Earlier this month, My Bank addressed the negative and positive effects of leaving your business' financial situation at the office rather than bringing it home to your spouse. On one hand, your spouse may not want to hear about less than stellar sales figures or tax issues. However, on the other side of the equation, not talking about business-related problems can lead to your company becoming the elephant in the room.

This may cause couples to "become disconnected from huge chunks of each other's emotional lives," wrote Meg Cadoux Hirshberg – wife of Gary Hirshberg, president and CEO of New Hampshire-based organic yogurt company Stonyfield Farm – in an article for Inc. magazine.

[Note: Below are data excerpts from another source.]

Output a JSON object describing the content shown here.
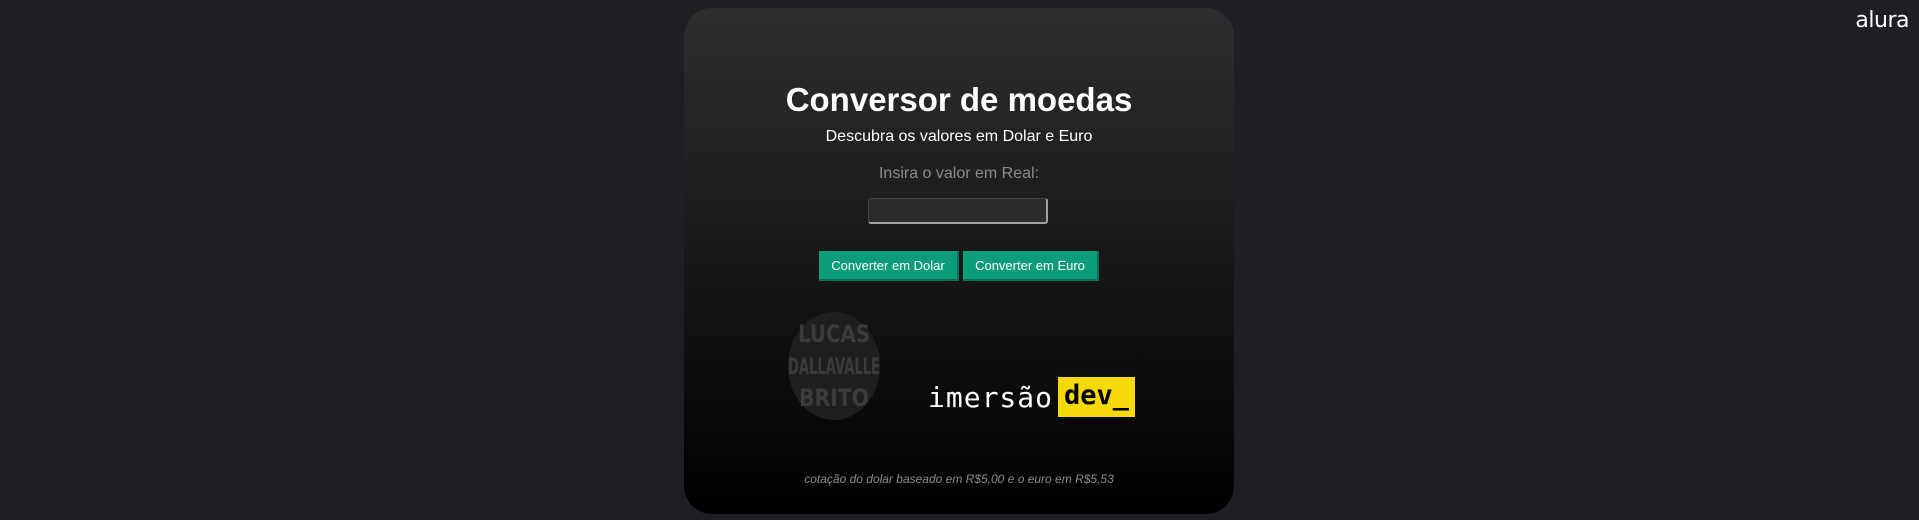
{
  "brand": {
    "name": "alura"
  },
  "card": {
    "title": "Conversor de moedas",
    "subtitle": "Descubra os valores em Dolar e Euro",
    "input_label": "Insira o valor em Real:",
    "input_value": "",
    "buttons": {
      "dolar": "Converter em Dolar",
      "euro": "Converter em Euro"
    },
    "logos": {
      "lucas_lines": [
        "LUCAS",
        "DALLAVALLE",
        "BRITO"
      ],
      "imersao_word": "imersão",
      "imersao_dev": "dev_"
    },
    "footnote": "cotação do dolar baseado em R$5,00 e o euro em R$5,53"
  },
  "colors": {
    "page_bg": "#1e1f24",
    "button_accent": "#0d9c79",
    "dev_badge": "#f5d90a"
  }
}
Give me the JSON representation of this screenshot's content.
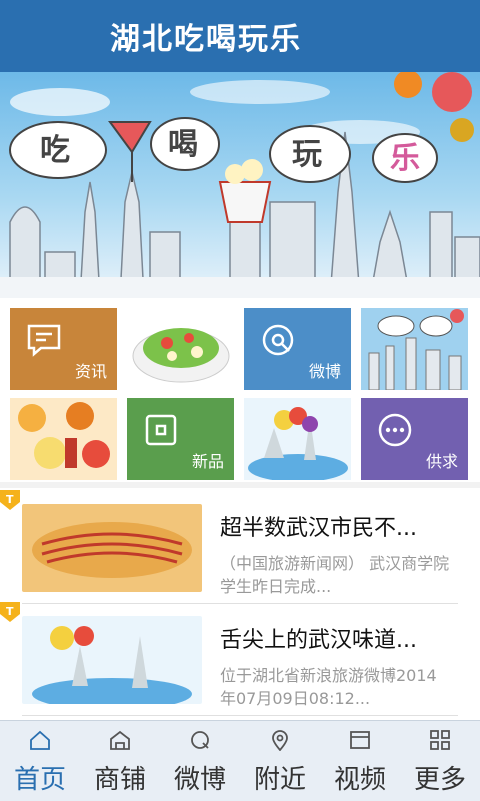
{
  "header": {
    "title": "湖北吃喝玩乐"
  },
  "banner": {
    "letters": [
      "吃",
      "喝",
      "玩",
      "乐"
    ],
    "slide_count": 2
  },
  "tiles": [
    {
      "label": "资讯",
      "color": "#c8853a",
      "icon": "chat-icon"
    },
    {
      "label": "",
      "kind": "salad-photo"
    },
    {
      "label": "微博",
      "color": "#4c8ec8",
      "icon": "weibo-icon"
    },
    {
      "label": "",
      "kind": "city-banner-photo"
    },
    {
      "label": "",
      "kind": "food-collage-photo"
    },
    {
      "label": "新品",
      "color": "#5a9e4d",
      "icon": "square-icon"
    },
    {
      "label": "",
      "kind": "travel-photo"
    },
    {
      "label": "供求",
      "color": "#7260b0",
      "icon": "more-icon"
    }
  ],
  "news": [
    {
      "title": "超半数武汉市民不...",
      "desc": "（中国旅游新闻网） 武汉商学院学生昨日完成..."
    },
    {
      "title": "舌尖上的武汉味道...",
      "desc": "位于湖北省新浪旅游微博2014年07月09日08:12..."
    }
  ],
  "tabs": [
    {
      "label": "首页",
      "icon": "home-icon",
      "active": true
    },
    {
      "label": "商铺",
      "icon": "shop-icon"
    },
    {
      "label": "微博",
      "icon": "weibo-icon"
    },
    {
      "label": "附近",
      "icon": "location-icon"
    },
    {
      "label": "视频",
      "icon": "video-icon"
    },
    {
      "label": "更多",
      "icon": "grid-icon"
    }
  ],
  "colors": {
    "header": "#2a6fb0",
    "active_tab": "#2a6fb0",
    "tag": "#f5b21b"
  }
}
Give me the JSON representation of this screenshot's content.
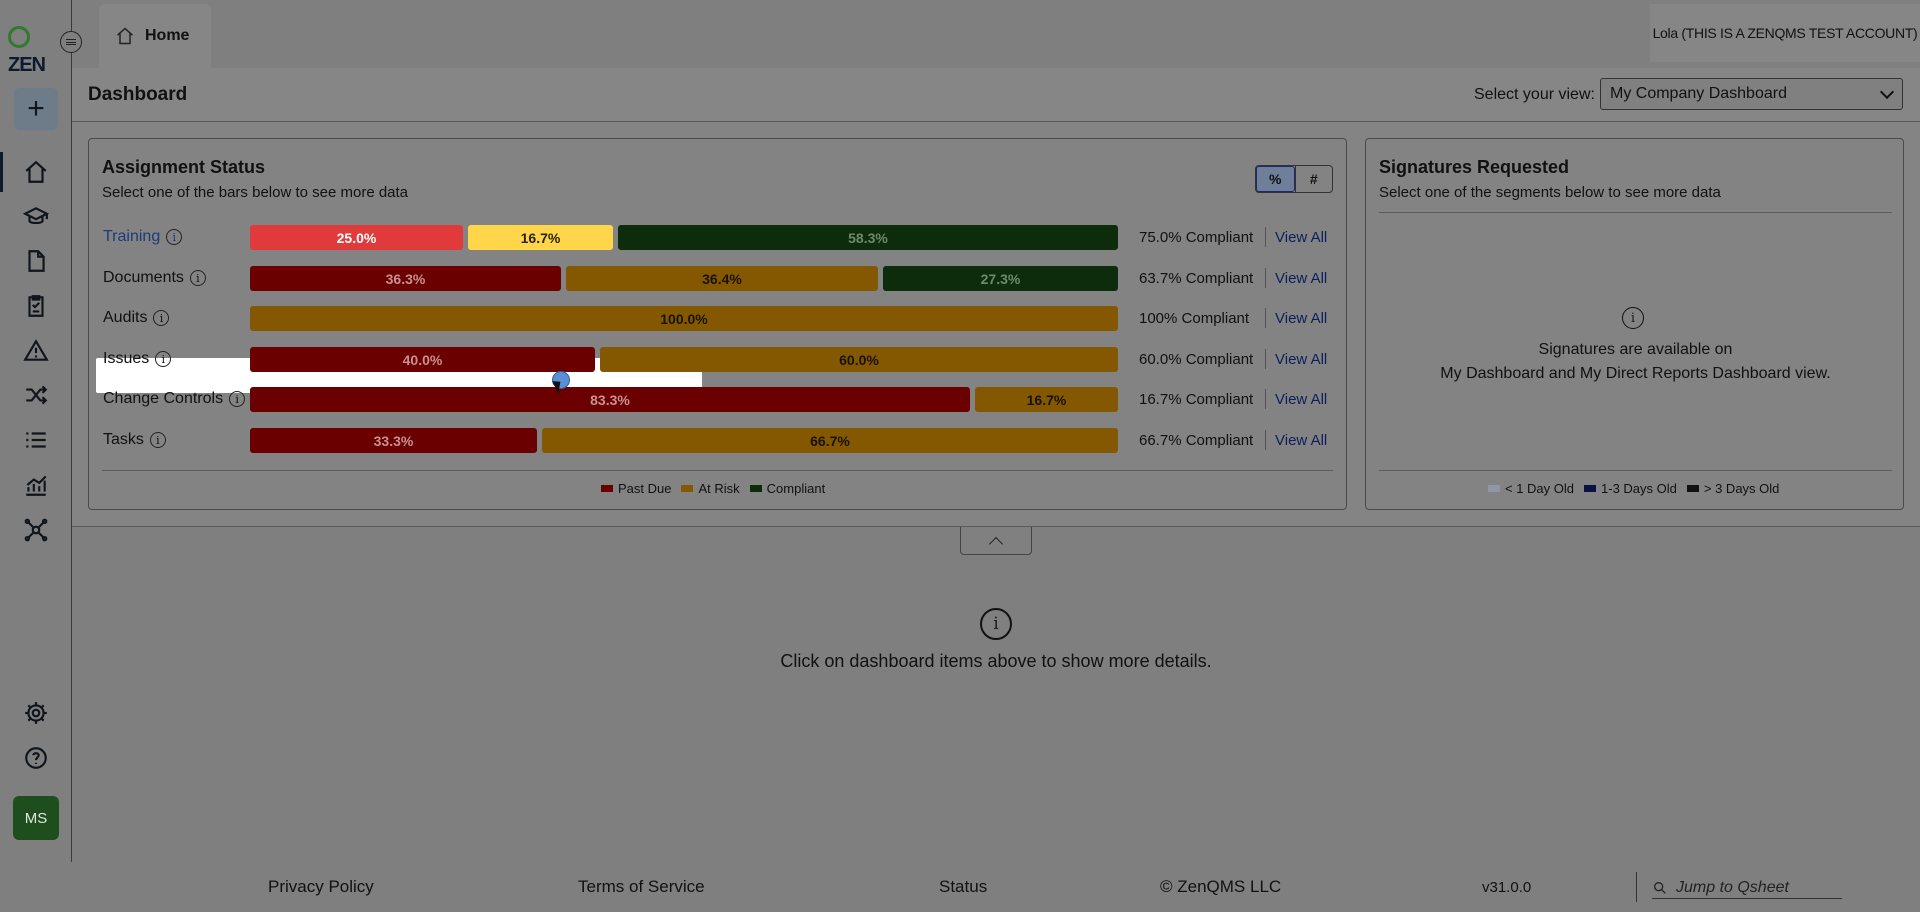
{
  "app": {
    "logo_text": "ZEN"
  },
  "tabs": [
    {
      "label": "Home"
    }
  ],
  "account": {
    "name": "Lola (THIS IS A ZENQMS TEST ACCOUNT)",
    "initials": "MS"
  },
  "header": {
    "title": "Dashboard",
    "view_label": "Select your view:",
    "view_value": "My Company Dashboard"
  },
  "assignment": {
    "title": "Assignment Status",
    "subtitle": "Select one of the bars below to see more data",
    "toggle": {
      "percent": "%",
      "count": "#",
      "selected": "percent"
    },
    "rows": [
      {
        "label": "Training",
        "segments": {
          "past_due": "25.0%",
          "at_risk": "16.7%",
          "compliant": "58.3%"
        },
        "compliance": "75.0% Compliant",
        "link": "View All"
      },
      {
        "label": "Documents",
        "segments": {
          "past_due": "36.3%",
          "at_risk": "36.4%",
          "compliant": "27.3%"
        },
        "compliance": "63.7% Compliant",
        "link": "View All"
      },
      {
        "label": "Audits",
        "segments": {
          "past_due": "",
          "at_risk": "100.0%",
          "compliant": ""
        },
        "compliance": "100% Compliant",
        "link": "View All"
      },
      {
        "label": "Issues",
        "segments": {
          "past_due": "40.0%",
          "at_risk": "60.0%",
          "compliant": ""
        },
        "compliance": "60.0% Compliant",
        "link": "View All"
      },
      {
        "label": "Change Controls",
        "segments": {
          "past_due": "83.3%",
          "at_risk": "16.7%",
          "compliant": ""
        },
        "compliance": "16.7% Compliant",
        "link": "View All"
      },
      {
        "label": "Tasks",
        "segments": {
          "past_due": "33.3%",
          "at_risk": "66.7%",
          "compliant": ""
        },
        "compliance": "66.7% Compliant",
        "link": "View All"
      }
    ],
    "legend": [
      "Past Due",
      "At Risk",
      "Compliant"
    ],
    "colors": {
      "past_due": "#6b0000",
      "at_risk": "#835800",
      "compliant": "#0c2c0c",
      "highlight_past_due": "#e03a3a",
      "highlight_at_risk": "#ffd54a"
    }
  },
  "signatures": {
    "title": "Signatures Requested",
    "subtitle": "Select one of the segments below to see more data",
    "message_line1": "Signatures are available on",
    "message_line2": "My Dashboard and My Direct Reports Dashboard view.",
    "legend": [
      "< 1 Day Old",
      "1-3 Days Old",
      "> 3 Days Old"
    ],
    "legend_colors": [
      "#8e96a8",
      "#0a1240",
      "#111111"
    ]
  },
  "details": {
    "message": "Click on dashboard items above to show more details."
  },
  "footer": {
    "privacy": "Privacy Policy",
    "terms": "Terms of Service",
    "status": "Status",
    "copyright": "© ZenQMS LLC",
    "version": "v31.0.0",
    "jump_placeholder": "Jump to Qsheet"
  },
  "icons": [
    "home-icon",
    "training-icon",
    "documents-icon",
    "audits-icon",
    "issues-icon",
    "change-controls-icon",
    "tasks-icon",
    "reports-icon",
    "network-icon",
    "settings-icon",
    "help-icon"
  ]
}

When it comes to discussing money with your partner – whether you're talking about your company or your finances as a couple – there are several rules of thumb that should be applied, according to two financial services advisers interviewed by the Post. Ameriprise Financial's Suzanna de Baca advised setting aside a specific time to discuss financial matters rather than attempting to tackle the issue in the midst of other things.

"It shouldn't be in the bathroom while brushing your teeth, or in the car, or even over a meal … Treat it like a business meeting," she told the news source.

When you sit down to discuss your financial plan – or lack thereof – it's important not to be on the offensive, added Casey Mervine, vice president at Charles Schwab.

When you have your meeting, keep an open mind. "Don't try to argue your own point of view the whole time," he said. "Hear out the other person's perspective and recognize that everyone is different about money."

At the same time, it's important not to hold back.

"Understanding that you and your partner aren't going to be on the same page all the time is really critical … but you must also be willing to compromise," said de Baca.